LTG discovered that the quality of the extraction of place names from a document is much higher
than more place names that you can successfully identify. And in a lot of the historical cases,
place names were being missed, because they weren't in the contemporary gazetteer. The
names have changed. So as a result of this, we started looking at what ways to augment
contemporary gazetteer data sources with deeper historic-rich data.
So it's being used in various different ways. It's being used by a map search and ranking
service that various national libraries use to publish their map collections.

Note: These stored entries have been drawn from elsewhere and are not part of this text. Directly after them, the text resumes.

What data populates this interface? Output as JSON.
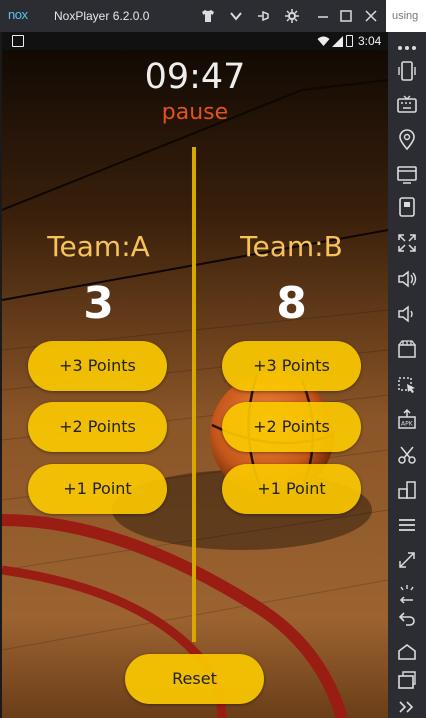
{
  "window": {
    "logo_text": "nox",
    "title": "NoxPlayer 6.2.0.0",
    "overflow_text": "using"
  },
  "statusbar": {
    "time": "3:04"
  },
  "game": {
    "timer": "09:47",
    "pause_label": "pause",
    "teams": [
      {
        "name": "Team:A",
        "score": "3"
      },
      {
        "name": "Team:B",
        "score": "8"
      }
    ],
    "buttons": {
      "plus3": "+3 Points",
      "plus2": "+2 Points",
      "plus1": "+1 Point",
      "reset": "Reset"
    }
  },
  "colors": {
    "accent_yellow": "#fac800",
    "team_label": "#f6c35a",
    "pause_orange": "#e0531c",
    "timer_text": "#eeeeee"
  },
  "sidebar_icons": [
    "more-icon",
    "phone-rotate-icon",
    "keyboard-icon",
    "location-icon",
    "screen-icon",
    "screenshot-icon",
    "fullscreen-icon",
    "volume-up-icon",
    "volume-down-icon",
    "video-record-icon",
    "macro-icon",
    "apk-install-icon",
    "cut-icon",
    "multi-instance-icon",
    "menu-icon",
    "zoom-icon",
    "shake-icon",
    "back-icon",
    "home-icon",
    "recent-apps-icon"
  ]
}
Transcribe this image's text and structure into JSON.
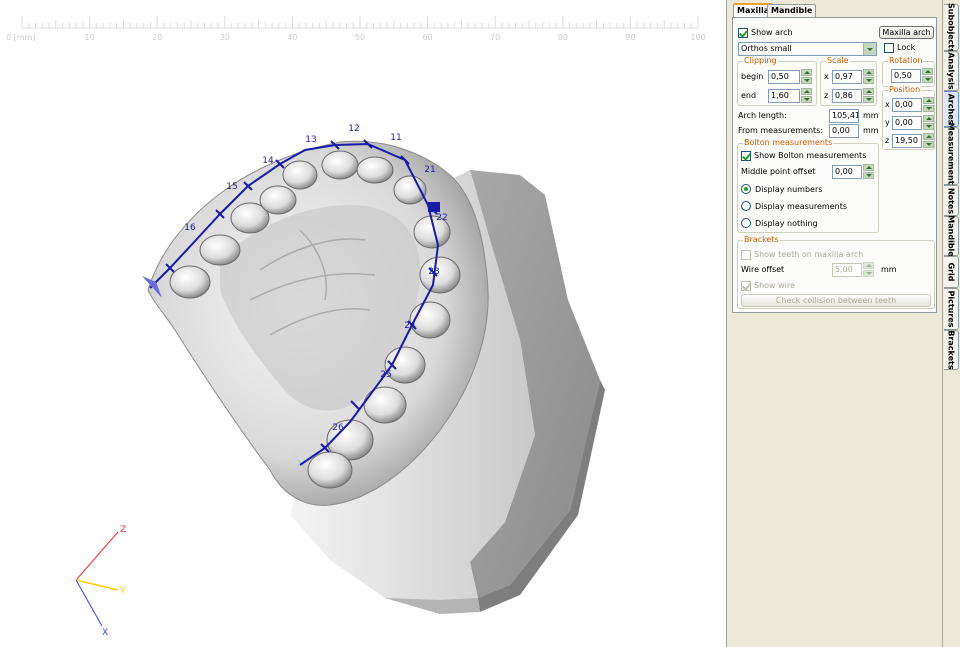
{
  "ruler": {
    "start_label": "0 [mm]",
    "labels": [
      "10",
      "20",
      "30",
      "40",
      "50",
      "60",
      "70",
      "80",
      "90",
      "100"
    ]
  },
  "tooth_numbers": [
    "16",
    "15",
    "14",
    "13",
    "12",
    "11",
    "21",
    "22",
    "23",
    "24",
    "25",
    "26"
  ],
  "axes": {
    "x": "X",
    "y": "Y",
    "z": "Z",
    "x_color": "#3344ff",
    "y_color": "#ffcc00",
    "z_color": "#ff3333"
  },
  "arch_color": "#1a1aa8",
  "tabs": {
    "maxilla": "Maxilla",
    "mandible": "Mandible"
  },
  "show_arch": {
    "label": "Show arch",
    "checked": true
  },
  "maxilla_arch_button": "Maxilla arch",
  "lock": {
    "label": "Lock",
    "checked": false
  },
  "arch_type": "Orthos small",
  "clipping": {
    "title": "Clipping",
    "begin_label": "begin",
    "begin_value": "0,50",
    "end_label": "end",
    "end_value": "1,60"
  },
  "scale": {
    "title": "Scale",
    "x_label": "x",
    "x_value": "0,97",
    "z_label": "z",
    "z_value": "0,86"
  },
  "rotation": {
    "title": "Rotation",
    "value": "0,50"
  },
  "position": {
    "title": "Position",
    "x_label": "x",
    "x_value": "0,00",
    "y_label": "y",
    "y_value": "0,00",
    "z_label": "z",
    "z_value": "19,50"
  },
  "arch_length": {
    "label": "Arch length:",
    "value": "105,41",
    "unit": "mm"
  },
  "from_measurements": {
    "label": "From measurements:",
    "value": "0,00",
    "unit": "mm"
  },
  "bolton": {
    "title": "Bolton measurements",
    "show_label": "Show Bolton measurements",
    "show_checked": true,
    "middle_label": "Middle point offset",
    "middle_value": "0,00",
    "display_numbers": "Display numbers",
    "display_measurements": "Display measurements",
    "display_nothing": "Display nothing",
    "selected": "numbers"
  },
  "brackets": {
    "title": "Brackets",
    "show_teeth_label": "Show teeth on maxilla arch",
    "wire_offset_label": "Wire offset",
    "wire_offset_value": "5,00",
    "wire_offset_unit": "mm",
    "show_wire_label": "Show wire",
    "collision_button": "Check collision between teeth"
  },
  "side_tabs": [
    "Subobjects",
    "Analysis",
    "Arches",
    "Measurements",
    "Notes",
    "Mandible",
    "Grid",
    "Pictures",
    "Brackets"
  ],
  "active_side_tab": "Arches"
}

And it's
also being used by several web services where you could post code geocode things such as
being able to use a search by post code and get the approximate location or to a geocode
collection of records based on the post codes. Obviously, the further back in history, the
more problematic that becomes. But post code geocoding will get you a rough level of accuracy
precision. So how else is it -- you know, we've used Unlock within the Challis Project
within the in historic text mining project. We used it to align some of the historic names
in the English place name server with contemporary sources with GeoNames, and also Ordnance Survey
Open Data.
Another project that's used Unlock has taken transcripts of interviews covering a certain
geographic area and used Unlock Text to pick out locations of likely places within the
transcripts and geolocate the centres of activity. That same process is being gone through with
parliamentary transcripts again to sort of show a focus of where the parliamentary discussion
is happening. The Unlock text service is also being used, plugged into, institutional repositories
so a new learning resource or a publication goes into repository and are not text as an
experimental used to pick out the locations and provide more massive data for the users
and make the content more searchable and more linkable across geography and provide the
sort of missing links between archival collections.